È uscito il nuovo album del cantautore bresciano Michele Gazich

Musica che artiglia l’anima, senza parole banali, rime trite, orpelli armonici, canto indistinguibile e stereotipato: un disco di Michele Gazich è un evento da accogliere come una boccata di aria fresca, dal sapore balsamico.
L’album
Esce oggi, 21 febbraio, sulle piattaforme digitali e in formato fisico (per ora in cd, ma arriverà un’edizione in vinile, a tiratura limitata) «Solo i miracoli hanno un senso stanotte in questa trincea», che verrà anche presentato dall’artista, in serata, al mitico «FolkClub» di Torino. Si tratta di un album «a rilascio lento», concepito tra il 2008 e il 2024 (ma nel frattempo Gazich ne ha pubblicati altri dieci, di lavori, oltre a suonare in proprio e collaborare con musicisti di rango planetario, tra cui Mary Gauthier, Michelle Shocked, Mark Olson, Eric Andersen), registrato tra il 29 settembre 2017 e il 29 giugno scorso.
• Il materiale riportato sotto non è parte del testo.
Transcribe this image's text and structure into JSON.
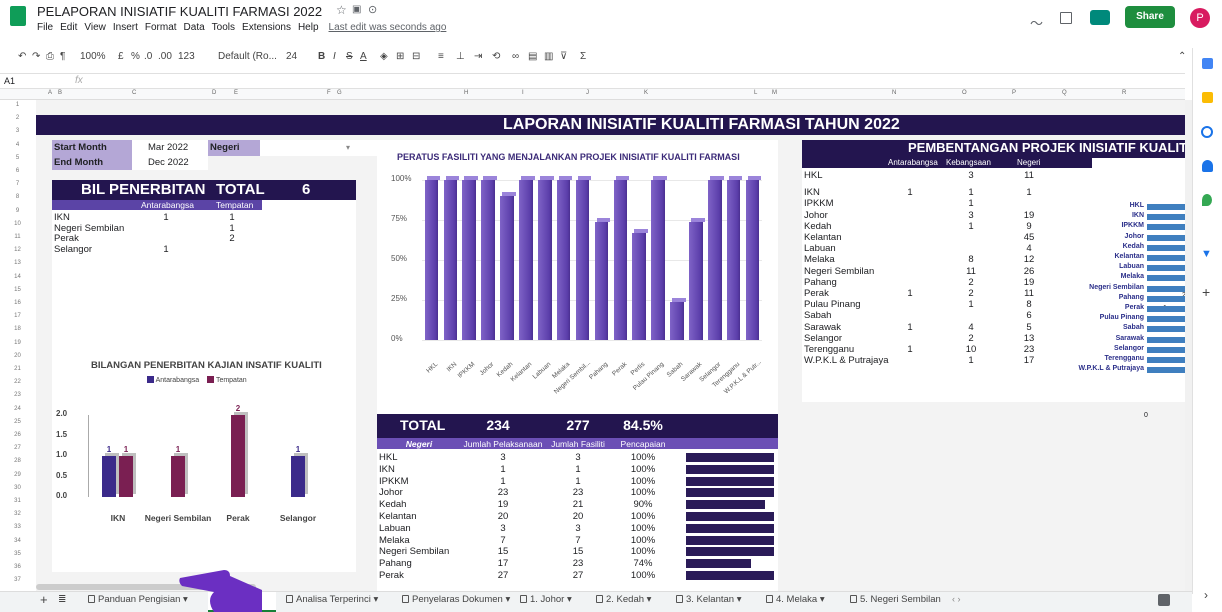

L’ellepì, sulla cui copertina campeggia una foto di Gazich bambino, consta di nove tracce ed è interamente suonato e cantato dal compositore, violinista e scrittore di canzoni nato a Brescia, insieme alla violoncellista triestina Giovanna Famulari, con l’eccezione del «Coro dei Puri di Cuore» che compare alla fine della title-track, posta a sigillo del disco.
Lo stesso Gazich ha spiegato il significato del titolo: «Viviamo immersi in un presente così tremendo e incredibile (nel senso di difficile da credere), che – quantomeno per me – è più semplice credere ai miracoli». E si è poi soffermato sull’inusitata ampiezza dei tempi di gestazione: «Si tratta di materiale speciale, brani del cuore che avevo messo da parte, pensando che avrebbero potuto entrare in un’opera postuma, come una sorta di lascito. Ma alla fine mi sono detto: perché aspettare, perché non darle alla luce ora?».
Canzoni d’autore, dunque, con un intermezzo strumentale che funge quasi da spartiacque tra le due parti del disco: è «Materiali sonori per una descrizione dell’anima di Paolo F.», componimento scritto nel 2020, subito dopo la morte dell’intellettuale anarchico Paolo Finzi, suo amico di vecchia data. In acustico, senza sezione ritmica, ma curiosamente pure senza la chitarra (strumento principe nell’universo cantautorale), con il pianoforte - suonato alternativamente da Gazich e Famulari, i quali alternano pure le voci - che affianca violino e violoncello.
Contenuti
I contenuti non delineano un concept, come successo altre volte, ma ci portano comunque dentro un mondo popolato da pensatori, poeti (da Dante a Goethe, da Holdërlin a Bonnefoy, passando per Fabrizio De Andrè e Francesco De Gregori, autori di «Oceano», l’unica cover presente nel lavoro), artisti (Chagall), attrici (Solveig Dommartin) e sante (Giovanna d’Arco, nella toccante «Sangue dolce»), da suggestioni antiche e memorie che non abdicano dalla loro funzione ammonitrice (quando serve) ovvero portatrice di inestinguibile splendore.
Sul versante musicale, invece, pur conservando quella felice contaminazione tra colta e popolare, che in lui è stile, Gazich decide di far emergere la formazione classica che lo accomuna a Famulari: tra rielaborazioni personali di Schubert, Mozart, Beethoven, soprattutto, si realizza per entrambi la riappropriazione di una tradizione imparata e messa da parte per fare altro. Ora la riprendono, facendola dialogare – alla loro maniera – con quanto appreso e frequentato in seguito, generando emozioni e bagliori di ulteriore bellezza.